Texto de Marco Fialho

O famoso barroquismo do diretor Darren Aronofsky mais uma vez é reafirmado em seu último filme, "A baleia", baseado no livro homônimo de Samuel D. Hunter e roteirizado pelo mesmo. Se em "A mãe", o diretor vinha demolindo cena a cena a casa da protagonista, aqui ele faz o mesmo, só que agora a demolição é do personagem Charlie, interpretado com o máximo de entrega possível por Brendan Fraser. O ator ganhou muito peso para fazer esse papel, em que vive um professor de redação que sofre de obesidade mórbida e dá aula on line para poder esconder a imagem. O filme se passa todo na casa de Charlie, entre a sala, o quarto e a pequena varanda da frente, além de na tela de um computador. 

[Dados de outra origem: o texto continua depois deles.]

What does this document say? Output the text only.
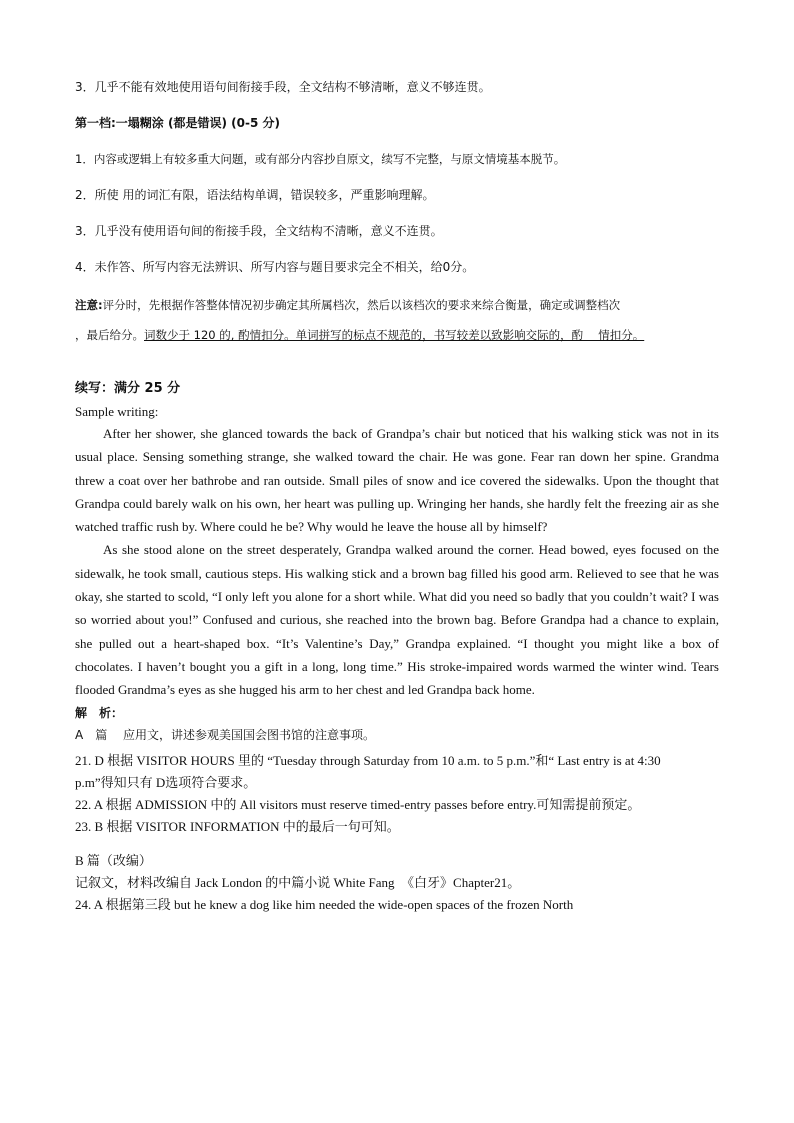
3．几乎不能有效地使用语句间衔接手段，全文结构不够清晰，意义不够连贯。
第一档:一塌糊涂 (都是错误) (0-5 分)
1．内容或逻辑上有较多重大问题，或有部分内容抄自原文，续写不完整，与原文情境基本脱节。
2．所使 用的词汇有限，语法结构单调，错误较多，严重影响理解。
3．几乎没有使用语句间的衔接手段，全文结构不清晰，意义不连贯。
4．未作答、所写内容无法辨识、所写内容与题目要求完全不相关，给0分。
注意:评分时，先根据作答整体情况初步确定其所属档次，然后以该档次的要求来综合衡量，确定或调整档次
，最后给分。词数少于 120 的, 酌情扣分。单词拼写的标点不规范的，书写较差以致影响交际的，酌　 情扣分。
续写：满分 25 分
Sample writing:
After her shower, she glanced towards the back of Grandpa’s chair but noticed that his walking stick was not in its usual place. Sensing something strange, she walked toward the chair. He was gone. Fear ran down her spine. Grandma threw a coat over her bathrobe and ran outside. Small piles of snow and ice covered the sidewalks. Upon the thought that Grandpa could barely walk on his own, her heart was pulling up. Wringing her hands, she hardly felt the freezing air as she watched traffic rush by. Where could he be? Why would he leave the house all by himself?
As she stood alone on the street desperately, Grandpa walked around the corner. Head bowed, eyes focused on the sidewalk, he took small, cautious steps. His walking stick and a brown bag filled his good arm. Relieved to see that he was okay, she started to scold, “I only left you alone for a short while. What did you need so badly that you couldn’t wait? I was so worried about you!” Confused and curious, she reached into the brown bag. Before Grandpa had a chance to explain, she pulled out a heart-shaped box. “It’s Valentine’s Day,” Grandpa explained. “I thought you might like a box of chocolates. I haven’t bought you a gift in a long, long time.” His stroke-impaired words warmed the winter wind. Tears flooded Grandma’s eyes as she hugged his arm to her chest and led Grandpa back home.
解　析：
A　篇　 应用文，讲述参观美国国会图书馆的注意事项。
21. D 根据 VISITOR HOURS 里的 “Tuesday through Saturday from 10 a.m. to 5 p.m.”和“ Last entry is at 4:30
p.m”得知只有 D选项符合要求。
22. A 根据 ADMISSION 中的 All visitors must reserve timed-entry passes before entry.可知需提前预定。
23. B 根据 VISITOR INFORMATION 中的最后一句可知。
B 篇（改编）
记叙文，材料改编自 Jack London 的中篇小说 White Fang　《白牙》Chapter21。
24. A 根据第三段 but he knew a dog like him needed the wide-open spaces of the frozen North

Até quando o diretor Aronofsky apostará todas as fichas de seus filmes nos costumeiros exageros? Em "A baleia" existem pelo menos dois. O primeiro, o próprio personagem Brendan Fraser, que além de ganhar peso ainda precisou de próteses para enfatizar a obesidade e a ideia é construída para que vejamos Charlie como uma aberração. Segundo exagero está na narrativa melodramática na qual Aronofsky sustenta a obra. O peso de Charlie impressiona menos do que a narrativa que clama incessantemente pela indulgência do público. O uso da música enfatiza o melodrama das cenas, inflando emoções que já estão em cena devidamente dramáticas pela história em si.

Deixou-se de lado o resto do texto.